Pour vérifier leur hypothèse, les biologistes ont d’abord comprimé les iridophores du lézard en appliquant une pression mécanique. Cette action entraîne une diminution de la distance entre les couches de cristaux et une modification de la couleur sélectionnée par les iridophores.
Résultat : une fois comprimées, les cellules, vertes au départ, deviennent bleues et, au fur et à mesure qu’elles reprennent leur forme originelle, retournent au vert vif.
Les chercheurs ont également déshydraté des iridophores, ce qui revient à diminuer la quantité de cytoplasme dans ces cellules et, là aussi, à réduire la distance entre les couches de cristaux de guanine. Comme prévu, le vert devient alors bleu, tourne légèrement au violet, puis disparaît carrément. A ce stade, les iridophores réfléchissent en effet l’ultraviolet, invisible à l’œil nu, et deviennent transparents à toute lumière visible.
Pour compléter leur démonstration, les auteurs de l’article ont développé un modèle mathématique simulant le fonctionnement des iridophores et des cristaux de guanine qu’ils contiennent. Ils ont ainsi réussi à reproduire tout le camaïeu de verts et bleus existant chez ces diverses espèces de geckos en jouant sur la distance entre les rangées de cristaux au sein des iridophores mais aussi sur les épaisseurs des différentes couches de cellules superposées.
Blanc immaculé La plupart du temps, en effet, la livrée des geckos est obtenue grâce à une couche d’iridophores elle-même couverte par une couche de cellules contenant des pigments classiques, les chromatophores. Ainsi, le vert du Phelsuma grandis est en réalité le résultat de la combinaison d’un bleu structural et d’un jaune pigmentaire.

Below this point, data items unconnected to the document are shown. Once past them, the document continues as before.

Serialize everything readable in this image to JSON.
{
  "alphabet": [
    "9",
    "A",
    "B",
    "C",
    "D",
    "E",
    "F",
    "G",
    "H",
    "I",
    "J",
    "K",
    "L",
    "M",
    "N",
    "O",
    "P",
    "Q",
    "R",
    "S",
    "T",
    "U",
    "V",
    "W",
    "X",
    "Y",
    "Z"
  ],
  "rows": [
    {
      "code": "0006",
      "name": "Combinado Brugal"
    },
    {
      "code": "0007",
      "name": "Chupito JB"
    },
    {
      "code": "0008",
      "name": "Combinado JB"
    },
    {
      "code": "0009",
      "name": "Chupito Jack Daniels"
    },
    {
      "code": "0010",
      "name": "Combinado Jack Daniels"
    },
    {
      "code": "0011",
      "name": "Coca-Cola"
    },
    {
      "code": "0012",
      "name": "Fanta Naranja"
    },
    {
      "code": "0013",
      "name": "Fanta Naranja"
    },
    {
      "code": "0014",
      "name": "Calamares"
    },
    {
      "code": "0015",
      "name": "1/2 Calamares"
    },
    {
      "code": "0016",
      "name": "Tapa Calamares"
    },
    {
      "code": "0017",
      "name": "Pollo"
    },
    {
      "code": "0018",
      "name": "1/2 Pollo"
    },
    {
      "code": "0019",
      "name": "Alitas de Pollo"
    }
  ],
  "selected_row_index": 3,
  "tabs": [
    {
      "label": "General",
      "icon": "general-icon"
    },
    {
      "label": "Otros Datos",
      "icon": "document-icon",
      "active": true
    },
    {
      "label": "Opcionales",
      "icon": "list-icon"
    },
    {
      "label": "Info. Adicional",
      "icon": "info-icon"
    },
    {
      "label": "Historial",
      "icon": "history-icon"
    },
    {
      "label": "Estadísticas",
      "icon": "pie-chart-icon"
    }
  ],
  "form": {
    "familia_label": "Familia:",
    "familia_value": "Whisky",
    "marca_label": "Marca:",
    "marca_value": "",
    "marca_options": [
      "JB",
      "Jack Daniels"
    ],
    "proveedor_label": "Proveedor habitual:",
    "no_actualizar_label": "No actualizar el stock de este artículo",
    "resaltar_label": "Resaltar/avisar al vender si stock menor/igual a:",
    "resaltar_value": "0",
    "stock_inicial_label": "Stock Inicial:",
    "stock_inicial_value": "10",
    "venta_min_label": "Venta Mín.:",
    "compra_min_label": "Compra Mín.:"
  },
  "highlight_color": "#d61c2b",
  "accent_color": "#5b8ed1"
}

Qu’en est-il, dès lors, des taches rouges que cette même espèce arbore sur la tête et le dos et du blanc de son ventre ?
«Les taches du dos sont colorées grâce à des chromatophores contenant des pigments rouges, précise Michel Milinkovitch. En dessous, on retrouve des iridophores. Curieusement, ceux-ci ne sont ni bleus ni verts mais tous blancs (comme ceux qui tapissent le ventre d’ailleurs et qui ne sont recouverts par aucun pigment). Cette sous-couche permet de produire un rouge particulièrement intense.»
Mais comment les iridophores font-ils pour réfléchir du blanc ? La réponse est fournie une fois de plus par le microscope électronique. Les iridophores blancs contiennent eux aussi des cristaux de guanine mais ceux-ci ont perdu leur bel alignement. A la place, ils sont distribués de manière totalement aléatoire. Du coup, ils ne sont plus capables de réfléchir collectivement une couleur bien définie, mais renvoient toute la gamme de longueurs d’onde de l’arc-en-ciel dont le mélange produit un blanc. L’ensemble produit un blanc immaculé.
«Ce qui nous surprend, c’est que l’ensemble soit si bien organisé, note Michel Milinkovitch. Là où se trouvent des iridophores bleus, les chromatophores qui les couvrent sont jaunes. Et aux endroits où les iridophores sont blancs, les chromatophores sont rouges. On ne rencontre pas d’autres combinaisons.»
Autre curiosité : les pigments jaunes et rouges sont en réalité des molécules parfaitement identiques. S’ils donnent l’une ou l’autre couleur, c’est uniquement en fonction des conditions chimiques (acidité et état d’oxydo-réduction) régnant à l’intérieur des cellules où ils se trouvent. Un peu plus d’acidité et le pigment donne du rouge, un peu moins et c’est du jaune.
«Nous cherchons maintenant à comprendre les mécanismes développementaux qui sont à l’origine de cette co-localisation précise des différents types de chromatophores et iridophores, souligne Michel Milinkovitch. Nous aimerions également en savoir plus sur les mécanismes physiques à l’origine de l’organisation ou la désorganisation des cristaux de guanine.»